Ma per il ministro per gli Affari regionali, Graziano Delrio, “avere dedicato molte risorse all’Imu creerà qualche problema in più sulla questione dell’Iva”, mentre per la Cgil “i fondi sono talmente esigui che servono a coprire solo l’immediata emergenza”, rimanendo “irrisolti i temi della cassa integrazione e degli esodati”.
Di diversa natura i dubbi in sede Ue, con la Commissione che non ha mai nascosto le perplessità sull’abolizione dell’Imu a fronte di un debito pubblico, quello italiano, sempre ai limiti della sostenibilità.

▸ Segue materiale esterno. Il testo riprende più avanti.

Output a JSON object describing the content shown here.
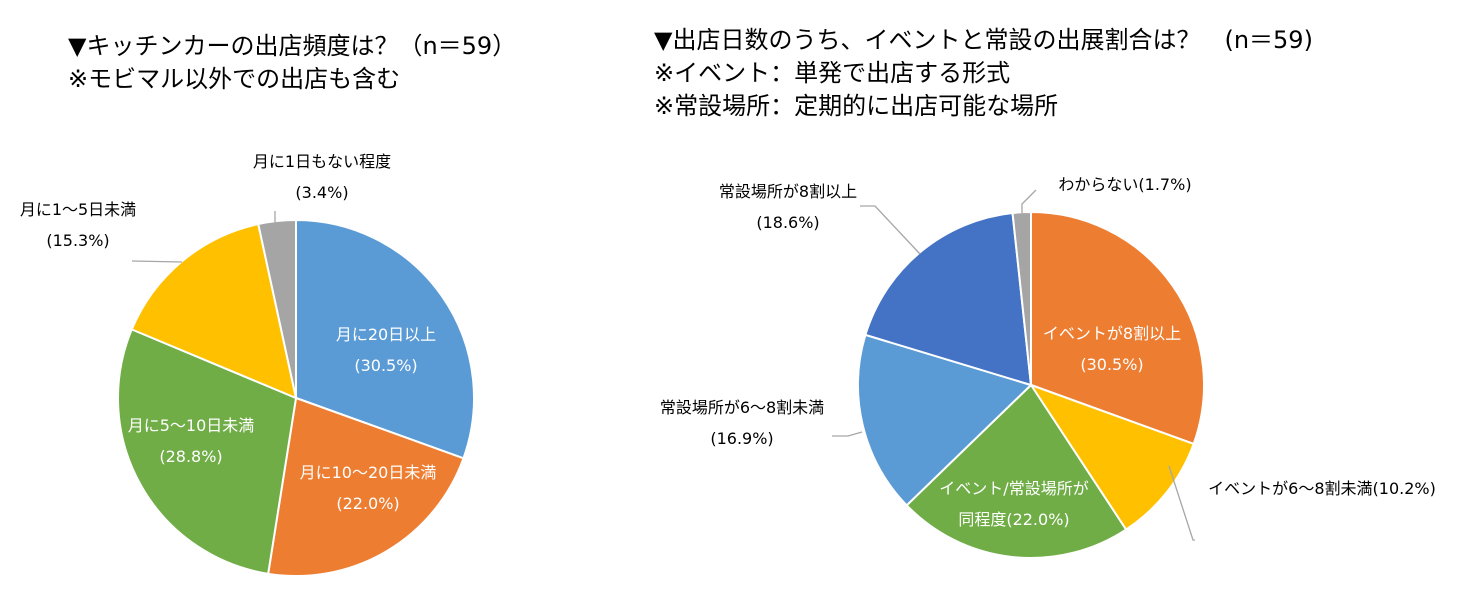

Per il commissario europeo per gli Affari economici e monetari, Olli Rehn, “assicurare la sostenibilità delle finanze pubbliche dell’Italia, e in particolare ridurre il suo debito pubblico molto alto, è assolutamente essenziale per restaurare la fiducia e creare le condizioni per una ripresa duratura”. Proprio per questo, ha aggiunto Rehn, è “benvenuta la forte rassicurazione del primo ministro Letta sulla determinazione dell’Italia a rispettare i suoi impegni di bilancio per il 2013”, così come è positiva anche la scelta di “ridurre la spesa invece che di aumentare le tasse”. Ma, ha chiuso il commissario finlandese, è necessaria ora “un’analisi dettagliata delle misure” per verificare se i provvedimenti del governo rispettano i limiti del Patto di stabilità e le Raccomandazioni specifiche all’Italia, tra le quali quella di “spostare la tassazione da persone e lavoro verso beni e consumi”.